Why Worry About Red Meat?
Red meat is high in protein, which helps maintain muscle. It’s also high in heme iron, which can be helpful for those who suffer from anemia, or iron deficiency.
But along with its virtues, red meat also is high in saturated fat and cholesterol, for example, which are thought to contribute to heart disease and cancer.
Processed meats like bacon and salami are often high in sodium, which may contribute to high blood pressure. They also contain preservatives like nitrites, which have been linked to cancer, such as pancreatic, kidney, and bladder cancers.
And cooking meat, including red meat and chicken, at high temperatures, by grilling or broiling it, for example, is known to generate chemicals linked to cancer.

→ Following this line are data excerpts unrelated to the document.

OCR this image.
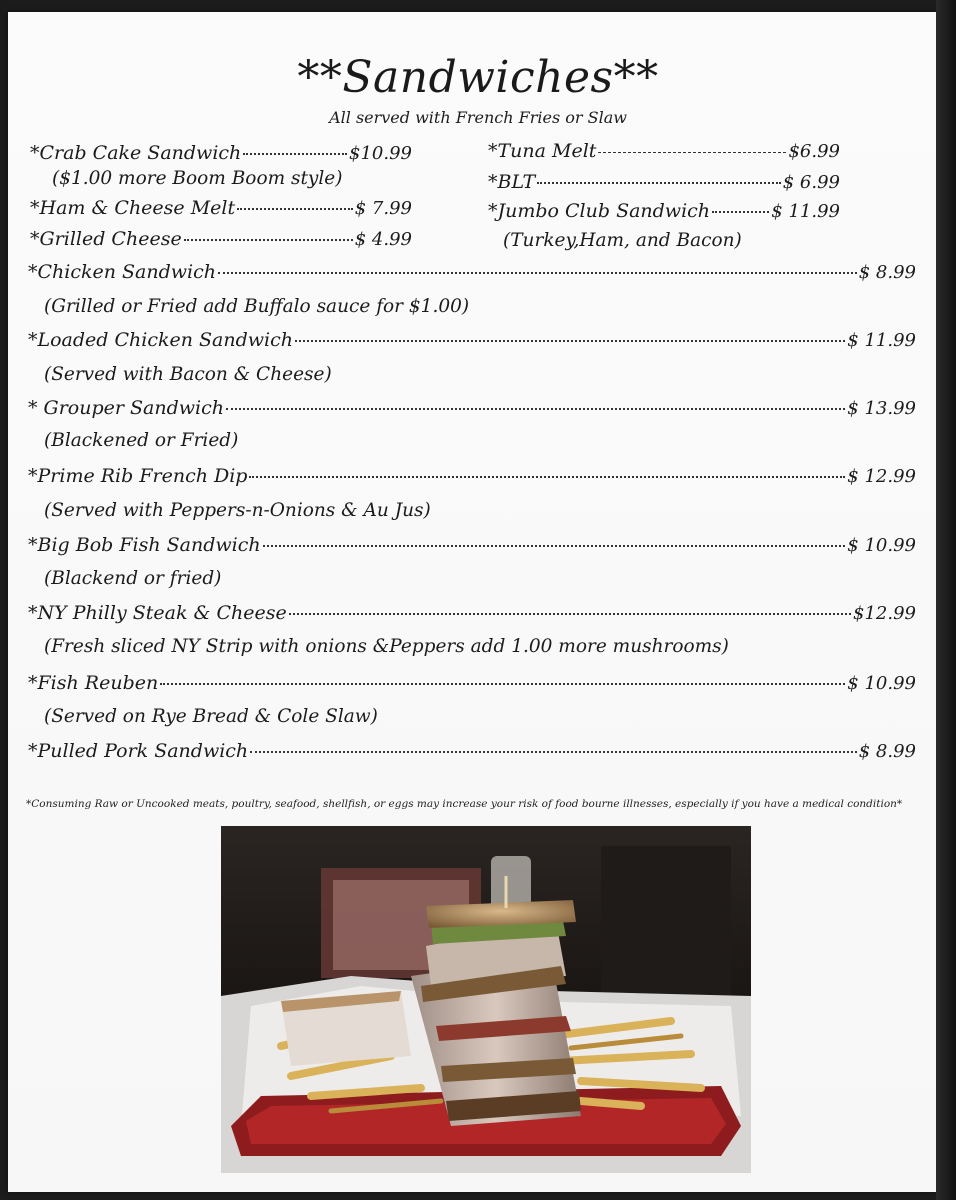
**Sandwiches**
All served with French Fries or Slaw
*Crab Cake Sandwich	$10.99
($1.00 more Boom Boom style)
*Ham & Cheese Melt	$ 7.99
*Grilled Cheese	$ 4.99
*Tuna Melt	$6.99
*BLT	$ 6.99
*Jumbo Club Sandwich	$ 11.99
(Turkey,Ham, and Bacon)
*Chicken Sandwich	$ 8.99
(Grilled or Fried add Buffalo sauce for $1.00)
*Loaded Chicken Sandwich	$ 11.99
(Served with Bacon & Cheese)
* Grouper Sandwich	$ 13.99
(Blackened or Fried)
*Prime Rib French Dip	$ 12.99
(Served with Peppers-n-Onions & Au Jus)
*Big Bob Fish Sandwich	$ 10.99
(Blackend or fried)
*NY Philly Steak & Cheese	$12.99
(Fresh sliced NY Strip with onions &Peppers add 1.00 more mushrooms)
*Fish Reuben	$ 10.99
(Served on Rye Bread & Cole Slaw)
*Pulled Pork Sandwich	$ 8.99
*Consuming Raw or Uncooked meats, poultry, seafood, shellfish, or eggs may increase your risk of food bourne illnesses, especially if you have a medical condition*
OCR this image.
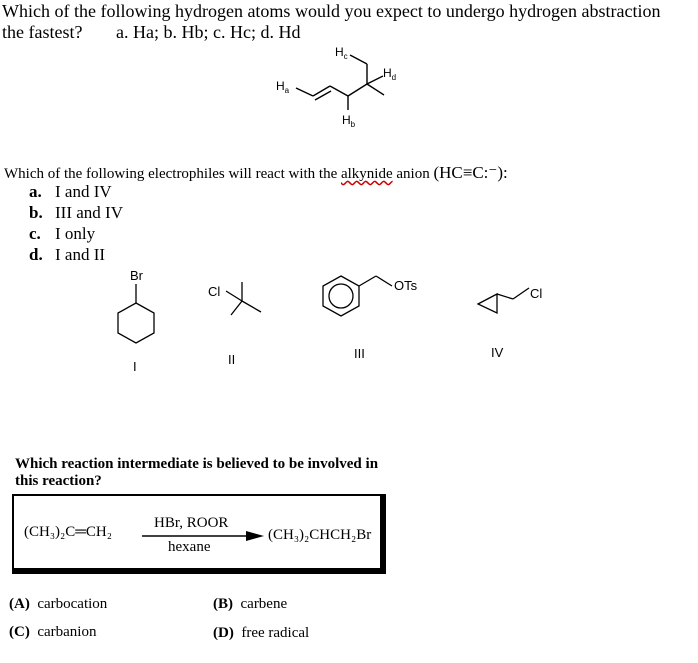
Which of the following hydrogen atoms would you expect to undergo hydrogen abstraction
the fastest? a. Ha; b. Hb; c. Hc; d. Hd
$H_a$
$H_b$
$H_c$
$H_d$
Which of the following electrophiles will react with the alkynide anion (HC≡C:⁻):
a. I and IV
b. III and IV
c. I only
d. I and II
Br
I
Cl
II
OTs
III
Cl
IV
Which reaction intermediate is believed to be involved in
this reaction?
(CH₃)₂C═CH₂
HBr, ROOR
hexane
(CH₃)₂CHCH₂Br
(A) carbocation	(B) carbene
(C) carbanion	(D) free radical
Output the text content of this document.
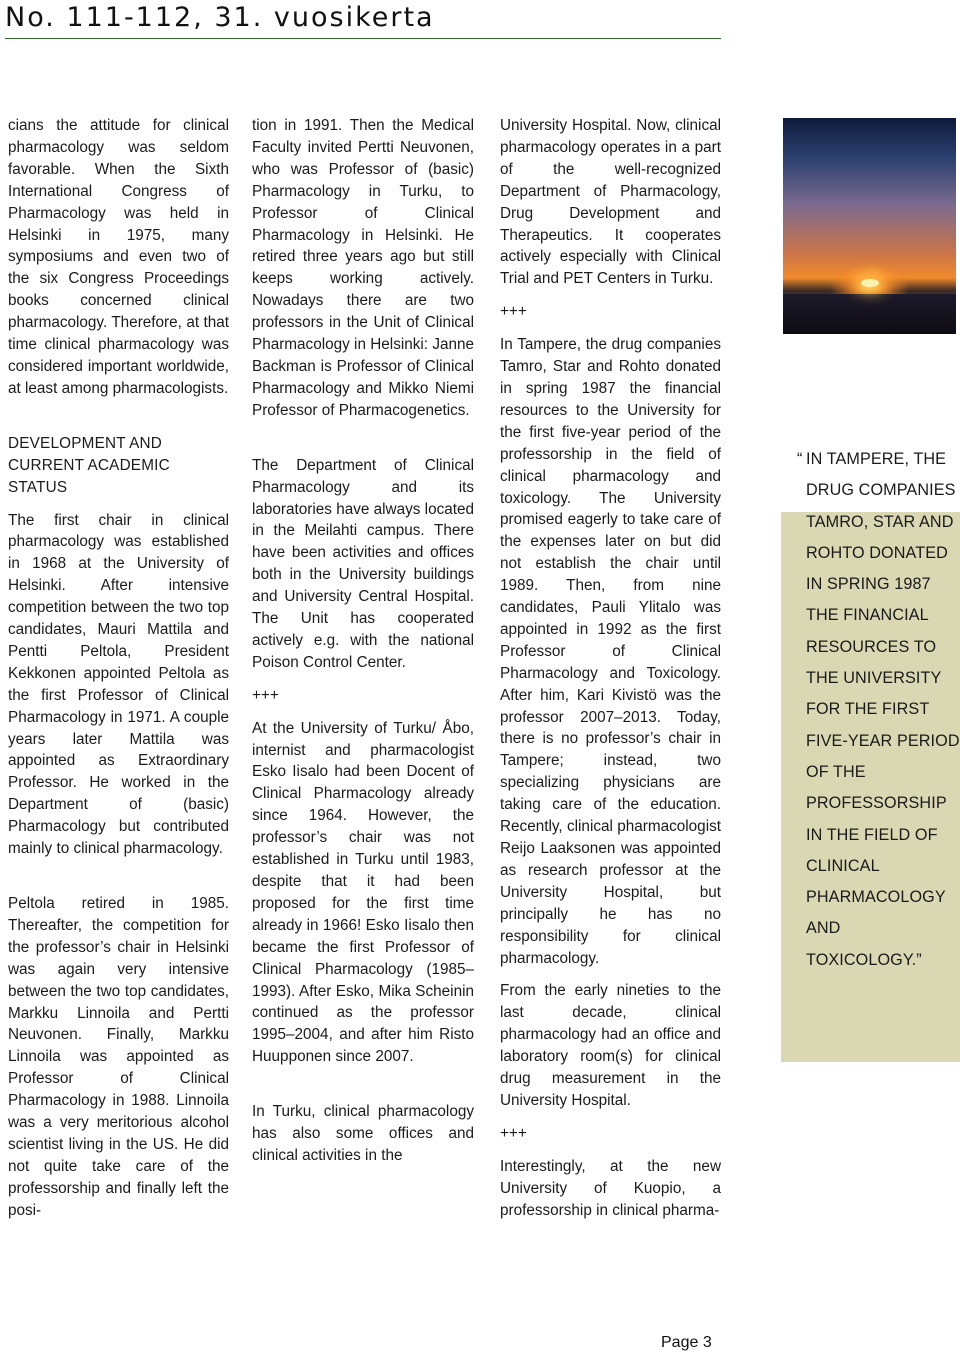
No. 111-112, 31. vuosikerta

cians the attitude for clinical pharmacology was seldom favorable. When the Sixth International Congress of Pharmacology was held in Helsinki in 1975, many symposiums and even two of the six Congress Proceedings books concerned clinical pharmacology. Therefore, at that time clinical pharmacology was considered important worldwide, at least among pharmacologists.

DEVELOPMENT AND CURRENT ACADEMIC STATUS

The first chair in clinical pharmacology was established in 1968 at the University of Helsinki. After intensive competition between the two top candidates, Mauri Mattila and Pentti Peltola, President Kekkonen appointed Peltola as the first Professor of Clinical Pharmacology in 1971. A couple years later Mattila was appointed as Extraordinary Professor. He worked in the Department of (basic) Pharmacology but contributed mainly to clinical pharmacology.

Peltola retired in 1985. Thereafter, the competition for the professor’s chair in Helsinki was again very intensive between the two top candidates, Markku Linnoila and Pertti Neuvonen. Finally, Markku Linnoila was appointed as Professor of Clinical Pharmacology in 1988. Linnoila was a very meritorious alcohol scientist living in the US. He did not quite take care of the professorship and finally left the posi-

tion in 1991. Then the Medical Faculty invited Pertti Neuvonen, who was Professor of (basic) Pharmacology in Turku, to Professor of Clinical Pharmacology in Helsinki. He retired three years ago but still keeps working actively. Nowadays there are two professors in the Unit of Clinical Pharmacology in Helsinki: Janne Backman is Professor of Clinical Pharmacology and Mikko Niemi Professor of Pharmacogenetics.

The Department of Clinical Pharmacology and its laboratories have always located in the Meilahti campus. There have been activities and offices both in the University buildings and University Central Hospital. The Unit has cooperated actively e.g. with the national Poison Control Center.

+++

At the University of Turku/ Åbo, internist and pharmacologist Esko Iisalo had been Docent of Clinical Pharmacology already since 1964. However, the professor’s chair was not established in Turku until 1983, despite that it had been proposed for the first time already in 1966! Esko Iisalo then became the first Professor of Clinical Pharmacology (1985–1993). After Esko, Mika Scheinin continued as the professor 1995–2004, and after him Risto Huupponen since 2007.

In Turku, clinical pharmacology has also some offices and clinical activities in the

University Hospital. Now, clinical pharmacology operates in a part of the well-recognized Department of Pharmacology, Drug Development and Therapeutics. It cooperates actively especially with Clinical Trial and PET Centers in Turku.

+++

In Tampere, the drug companies Tamro, Star and Rohto donated in spring 1987 the financial resources to the University for the first five-year period of the professorship in the field of clinical pharmacology and toxicology. The University promised eagerly to take care of the expenses later on but did not establish the chair until 1989. Then, from nine candidates, Pauli Ylitalo was appointed in 1992 as the first Professor of Clinical Pharmacology and Toxicology. After him, Kari Kivistö was the professor 2007–2013. Today, there is no professor’s chair in Tampere; instead, two specializing physicians are taking care of the education. Recently, clinical pharmacologist Reijo Laaksonen was appointed as research professor at the University Hospital, but principally he has no responsibility for clinical pharmacology.

From the early nineties to the last decade, clinical pharmacology had an office and laboratory room(s) for clinical drug measurement in the University Hospital.

+++

Interestingly, at the new University of Kuopio, a professorship in clinical pharma-

“ IN TAMPERE, THE DRUG COMPANIES TAMRO, STAR AND ROHTO DONATED IN SPRING 1987 THE FINANCIAL RESOURCES TO THE UNIVERSITY FOR THE FIRST FIVE-YEAR PERIOD OF THE PROFESSORSHIP IN THE FIELD OF CLINICAL PHARMACOLOGY AND TOXICOLOGY.”
Page 3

Still, the study does not prove that red meat is directly harmful to health. It could be that people who eat lots of red meat are just also more likely to engage in other behaviors that may shorten their lives.
Indeed, researchers note that people in the study who ate a lot of red meat were less likely to exercise and were more likely to smoke, drink alcohol, and beoverweight than people who didn’t eat as much red meat.
Knowing that, however, researchers were able to adjust their data to try to account for the influence of those other unhealthy behaviors.
The study echoes previous research which has also linked diets high in red meat to a shorter life span.
In 2009, a study by the National Cancer Institute found that people who ate the equivalent of a quarter-pound burger or small steak each day had about a 30% greater risk of dying over 10 years than people who only ate red meat occasionally.
"The notion that eating meat might be bad for us is tough to swallow for a generation that has drunk deep of the 'low carb' Kool-Aid!” David L. Katz, MD, MPH, founder and director of Yale University’s Prevention Research Center in New Haven, Conn., says in an email to WebMD.
But Katz says the evidence clearly shows that more is not better when it comes to red meat.
“Eating 'more' meat means eating a lower proportion of calories from plants -- vegetables, fruits, nuts, seeds, beans, lentils, whole grains -- which are decisively associated with better health," he says.